You seem to be fond of killing first, asking questions never.

” And you might still kill me if you learn that I’d planned to help the necromancer—let alone that I am the necromancer you’ve been hunting.

Raphael was across the room again, his back to me as he ran a hand through his hair and dragged a palm over his face.

It seems even I was able to get on his unending patience.

“I couldn’t go through with it.” I said it quietly, but I knew he heard.

“I know it doesn’t count for much. I know I messed up.

But can’t you understand that I couldn’t pretend everything here was peaceful and right when it wasn’t?

” When children were used as bargaining chips for power, when the vampires attacked, donors were exploited, and humans debased themselves because of their aspirations to become one of the monsters.

The same way I’d become one of them.

I expected Raphael to argue, but when he turned back, he was looking at Thea, not me.

It stung before I could stop it.

It’s a good thing. The less attention he paid to me, the better.

“And you saw none of this.” He spoke it like a statement.

“My visions aren’t always clear.”

That wasn’t an answer. The narrowing of Raphael’s white brows said as much, but he didn’t press. Since I was keeping my own secrets—a dangerous pile of them—I had little standing to pursue that line of questioning.

Raphael’s attention returned to me. “Again, you should have told me. I could have fixed this mess.”

“If you hadn’t tried to turn me, then you never would have had the poison.” The cruel irony is Raphael had nearly died when I hadn’t been trying to kill him. Things needed to change, but I hadn’t been able to bring myself to kill him, even though doing so would’ve brought the kingdom to its knees.

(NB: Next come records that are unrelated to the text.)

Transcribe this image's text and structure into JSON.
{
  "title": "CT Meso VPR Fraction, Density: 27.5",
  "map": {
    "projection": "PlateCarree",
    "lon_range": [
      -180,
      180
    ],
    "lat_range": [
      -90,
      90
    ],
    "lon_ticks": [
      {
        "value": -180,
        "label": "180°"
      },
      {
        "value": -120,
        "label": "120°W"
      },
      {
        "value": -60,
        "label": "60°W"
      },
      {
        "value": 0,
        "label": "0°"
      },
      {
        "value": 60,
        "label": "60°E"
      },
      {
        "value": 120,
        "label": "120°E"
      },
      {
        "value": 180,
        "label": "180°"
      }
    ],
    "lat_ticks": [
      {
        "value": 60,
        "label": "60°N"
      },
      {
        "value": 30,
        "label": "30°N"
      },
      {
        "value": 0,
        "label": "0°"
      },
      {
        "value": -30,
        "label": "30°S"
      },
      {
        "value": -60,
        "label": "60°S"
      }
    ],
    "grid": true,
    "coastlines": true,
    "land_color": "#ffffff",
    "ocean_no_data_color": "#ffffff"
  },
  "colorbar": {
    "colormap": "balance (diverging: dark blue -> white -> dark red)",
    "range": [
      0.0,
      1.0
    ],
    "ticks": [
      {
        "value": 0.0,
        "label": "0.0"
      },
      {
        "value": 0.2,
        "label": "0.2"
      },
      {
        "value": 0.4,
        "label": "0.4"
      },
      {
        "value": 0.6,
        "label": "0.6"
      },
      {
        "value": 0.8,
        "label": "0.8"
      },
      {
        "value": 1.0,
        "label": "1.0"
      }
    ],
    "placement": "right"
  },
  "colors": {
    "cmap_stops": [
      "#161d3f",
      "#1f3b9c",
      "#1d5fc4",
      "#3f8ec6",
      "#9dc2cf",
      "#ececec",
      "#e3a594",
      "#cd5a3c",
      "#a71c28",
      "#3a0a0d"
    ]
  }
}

“And then you’d be dead,” Raphael repeated for what seemed like the hundredth time. He cast his eyes to the ceiling. “Maybe Demos is right. Maybe I am a fool.”

I stared at him for a long time.

There was so much in that silence. Anger, regret.

Hurt. I felt it deep in my stomach. I wasn’t sure if it was even my own, but it ached as badly as anything ever had.

I’d ripped open a chasm between us and Raphael had done the rest. The line he’d crossed…

there was no way back. No way I could undo my betrayal any more than he could undo his.

It was Thea who once more broke the tension: “Well, I’m glad we’ve gotten this cleared up. Sam, why don’t you join me for some tea and biscuits?”

Even though I couldn’t eat or drink?

Yet I gladly accepted the exit. I needed space from the vampire king I’d tried to kill.

The king of a nation I still needed to bring to heel.